Lymphocyte isolation, culture and treatment
Mice were anesthetized by intraperitoneal injection of 240 mg/kg 1.25% Avertin before getting sacrificed. The tumors then were isolated and soaked in 70% ethanol for 5 min. The spleens were removed by laparotomy and washed using cold PBS pH 7.4 and passed through a 70 µm Strainer (BD, US) using a plunger of a glass syringe. Lymphocytes were isolated by means of Ficoll density gradient centrifugation as previously described [25].
Aliquots of 2 × 105 cells were resuspended in 200 µl of Roswell Park Memorial Institute Media (RPMI 1640) (Gibco, USA) supplemented with 1× streptomycin and 10% fetal bovine serum (FBS). Twenty µg MHC class I & II restricted viral and hTERT derived peptides were added to each well as shown in Table 3. Experiments were repeated in triplicates and cells were maintained in a humidified incubator for 48h at 37°C with 5% CO2.
Survival analysis
The tumours were harvested on day 18 postinoculation. Subsequently, 20 mice (n = 5 mice/group) were randomly selected for observation of survival, weight changes and tumor sizes. The mice were observed until death or until their tumors size reached 1800 mm3.
Cell proliferation analysis
Splenocyte proliferation was assessed using a BrdU colorimetric ELISA (Roche) according to the manufacturer’s instructions. In brief, splenocytes were incubated with 10 mg/ml MUC1 (HGVTSAPDTRPAPGSTAPPA) peptides or the irrelevant peptide OVA (SIINFEKL) as a control for 72 h. 16BrdU was added to the wells for 18 h and BrdU incorporation into newly synthesized DNA strands was observed.
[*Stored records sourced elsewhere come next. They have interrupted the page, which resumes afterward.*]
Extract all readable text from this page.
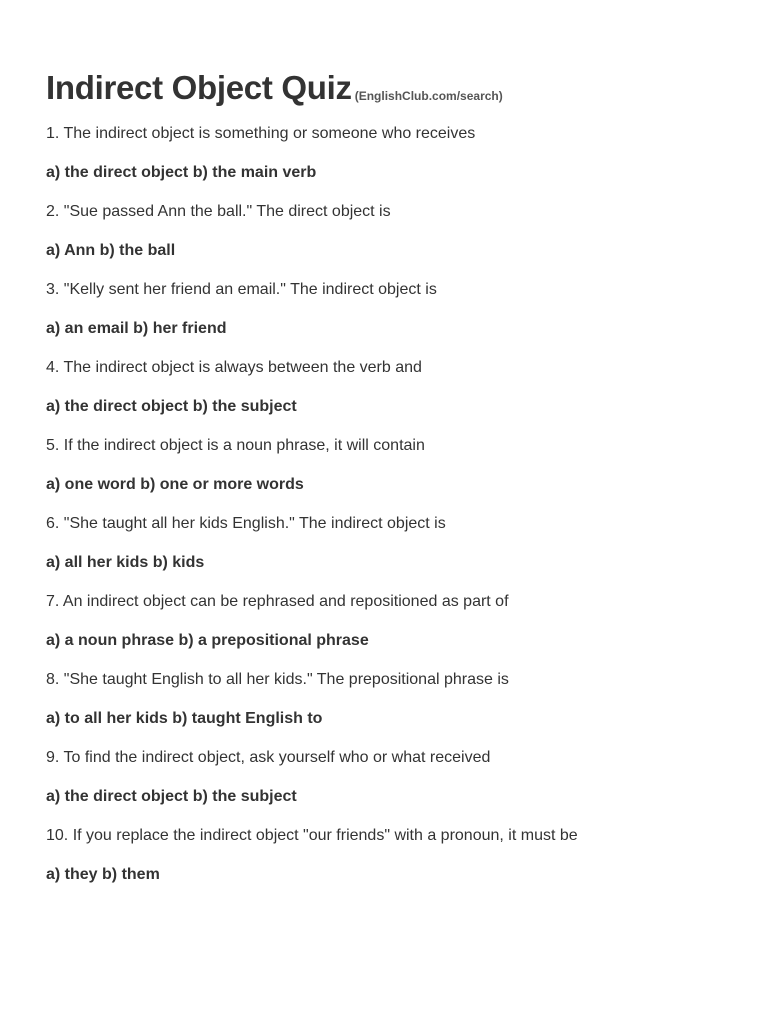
Indirect Object Quiz (EnglishClub.com/search)
1. The indirect object is something or someone who receives
a) the direct object b) the main verb
2. "Sue passed Ann the ball." The direct object is
a) Ann b) the ball
3. "Kelly sent her friend an email." The indirect object is
a) an email b) her friend
4. The indirect object is always between the verb and
a) the direct object b) the subject
5. If the indirect object is a noun phrase, it will contain
a) one word b) one or more words
6. "She taught all her kids English." The indirect object is
a) all her kids b) kids
7. An indirect object can be rephrased and repositioned as part of
a) a noun phrase b) a prepositional phrase
8. "She taught English to all her kids." The prepositional phrase is
a) to all her kids b) taught English to
9. To find the indirect object, ask yourself who or what received
a) the direct object b) the subject
10. If you replace the indirect object "our friends" with a pronoun, it must be
a) they b) them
Cell viability and proliferation assay
About 1×105 splenic lymphocytes were seeded in 96-well cell culture plates and maintained in a humidified incubator for 24 h at 37°C with 5% CO2. Two µg/ml MHC class I & II restricted viral, hTERT derived peptides, or irrelevant peptides were added to the wells as shown in Table 3 for 72h. Ten µg/ml (PHA) was added in the last 24 h as a positive control. Finally, on the third day, 0.5 mg/ml MTT solution was added to the wells and incubated at 37°C with 5% CO2. After 3 h, 150 µl DMSO4 was added to each well to solubilize formazan crystals formed by viable cells. Absorbance was then measured at 570 nm using a microplate spectrophotometer (Thermo Fisher Scientific; Waltham, MA, USA). The density of formazan formed in control cells was taken as 100% viability. The percentage proliferation was calculated relative to the optical density (OD) of negative control cells.
Detection of interferon (IFN)-γ cytokine
Splenic lymphocytes were cultured as described above and treated with viral and/or hTERT derived peptides conjugated to KLH. The supernatants were harvested after 48h of stimulation with peptides. The concentration of IFN-γ in the supernatants was determined by ELISA (R & D Systems, Minneapolis, MN, USA) according to the manufacturer's instructions with the OD values measured at 450 nm. The concentrations of the samples were then measured by converting absorbance values using a standard curve prepared with serial dilutions of recombinant IFN- γ standards.
Statistical Analysis
Data were analysed using SPSS 20 software (IBM, USA). All values were expressed as the mean ± SD. The differences were determined using the student T-Test for parametric comparison. Survival curves were analysed by a log-rank test. The p-value < 0.05 was considered statistically significant.